Two systems of philosophy from fourth-century-BC Athens attracted the Roman élite, both so all-embracing that they encompassed religion. The Stoics, so called from the stoa, a painted corridor off the market-place in Athens, were inspired by Zeno, a Cypriot, who propounded views on every aspect of human thought from physics to epistemology (the theory of knowledge). Their like of abstract discussion was too highfalutin for Roman taste, which also failed to take to the equally influential Plato and regarded Greek thinking as unsuitable for the young; but Stoicism, modified by the grandee Seneca, Nero’s tutor and one of the richest men in Rome, and by the slave Epictetus, whose motto was ‘bear and forbear’, hit a chord in Rome because it seemed to answer the uncertainty and danger of the times. The Stoic message was gloomy. Men are weak and miserable in the face of evil, outward calamity is an instrument of divine training to be met with dignity and the contemplation of death (possibly by one’s own hand), self-discipline and respect for the dignity of the individual. Seneca at least practised what he preached in this respect (in other ways being far from moral), disapproving publicly of slavery and committing suicide in the classic manner.

Epicurus was a contemporary of Zeno, less ambitious and less passionate, whose gospel was salvation by common sense (and nothing else). This philosophy, at first shunned in Rome, was promoted by an amiable figure called Lucretius, of whom little is known, save that he did not die by his own hand after taking a love potion, as immortalized by Tennyson. In 55 BC he published a long poem, On the Nature of the Universe, which everybody read, especially Cicero. He dismissed divine providence and the immortal soul as illusions, sacrifices as absurd, maintained that all our knowledge comes from our senses and the world is fun as it is. The universe, he said, is boundless, nothing is created out of nothing, atoms are indestructible, but man, through greed, is exhausting the resources of the planet. (This was BC. Lucretius was a very early ‘Green’.) We must enjoy and rejoice in the manifold bounties of Nature, which we must study though we may never completely know. Who has ever heard the footfall of a midge?

Lucretius was a poet but he was also practical, warning against the use of dangerous beasts in warfare – ‘wild boars can turn on their employers’ – and the hazards of intense love between human beings. Here he is on sex (translated brilliantly by Ronald Latham, Penguin): ‘So, when a man is pierced by the shafts of Venus, whether they are launched by a lad with womanish limbs or a woman radiating love from her whole body, he strives towards the source of the wound and craves to be united with it and to transmit something of his own substance from body to body. His speechless yearning is a presentiment of bliss.’ The results of love are disastrous ‘. . . a hard-won patrimony is metamorphosed into bonnets and tiaras . . . entertainments, perfumes, garlands . . . to no purpose.’ Never mind, it will end badly ‘. . . perhaps he thinks she is rolling her eyes too freely and turning them upon another, or he catches in her face a hint of mockery’. One is reminded of Lord Chesterfield, a truly Roman figure, and his view of love-making: ‘The pleasure is momentary, the position ridiculous, and the expense enormous.’

Romans took to religions from the East but they detested that of the Druids.
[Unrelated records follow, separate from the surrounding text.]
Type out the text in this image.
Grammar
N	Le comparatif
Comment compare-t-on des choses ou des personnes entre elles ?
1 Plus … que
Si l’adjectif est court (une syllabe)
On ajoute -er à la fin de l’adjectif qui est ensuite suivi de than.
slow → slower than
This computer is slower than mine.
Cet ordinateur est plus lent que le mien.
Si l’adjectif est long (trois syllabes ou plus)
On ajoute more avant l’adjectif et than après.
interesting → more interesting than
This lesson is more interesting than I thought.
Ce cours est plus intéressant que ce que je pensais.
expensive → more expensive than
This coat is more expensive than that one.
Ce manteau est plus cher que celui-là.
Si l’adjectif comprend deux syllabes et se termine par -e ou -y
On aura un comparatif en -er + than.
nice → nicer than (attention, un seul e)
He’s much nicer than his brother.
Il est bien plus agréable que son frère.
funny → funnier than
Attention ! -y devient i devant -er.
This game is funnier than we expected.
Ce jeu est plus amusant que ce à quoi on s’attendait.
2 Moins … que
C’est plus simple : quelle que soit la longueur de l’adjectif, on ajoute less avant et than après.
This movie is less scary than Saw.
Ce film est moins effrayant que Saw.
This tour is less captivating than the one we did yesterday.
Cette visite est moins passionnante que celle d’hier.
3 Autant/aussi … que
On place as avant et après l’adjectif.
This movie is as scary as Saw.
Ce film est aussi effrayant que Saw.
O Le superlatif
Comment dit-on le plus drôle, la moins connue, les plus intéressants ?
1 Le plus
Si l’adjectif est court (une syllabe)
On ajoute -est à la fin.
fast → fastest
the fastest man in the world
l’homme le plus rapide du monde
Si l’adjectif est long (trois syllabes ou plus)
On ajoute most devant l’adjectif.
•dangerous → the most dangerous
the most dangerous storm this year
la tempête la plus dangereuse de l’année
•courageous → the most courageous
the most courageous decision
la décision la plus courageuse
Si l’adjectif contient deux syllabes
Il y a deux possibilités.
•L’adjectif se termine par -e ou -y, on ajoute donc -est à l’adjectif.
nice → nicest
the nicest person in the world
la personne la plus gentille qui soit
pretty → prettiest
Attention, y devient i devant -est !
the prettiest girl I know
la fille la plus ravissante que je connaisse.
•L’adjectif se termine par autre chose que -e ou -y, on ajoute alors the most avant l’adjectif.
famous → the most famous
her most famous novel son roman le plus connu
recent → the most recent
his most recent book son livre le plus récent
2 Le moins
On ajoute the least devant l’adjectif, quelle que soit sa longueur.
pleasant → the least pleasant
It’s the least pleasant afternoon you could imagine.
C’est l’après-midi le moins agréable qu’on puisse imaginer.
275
As we have seen, Claudius panicked at the sight of a Druidic charm, a snake’s egg, in court; his troops, about to engage an army in Anglesey, were literally sickened at the sight of Druid priests sacrificing children to appease their gods before the battle – but they went on to win. That the Romans finally adopted Christianity, the most aggressive of the revealed religions, whose God came from one of their least respected provinces, with a Church of career priests, is one of the oddities of history.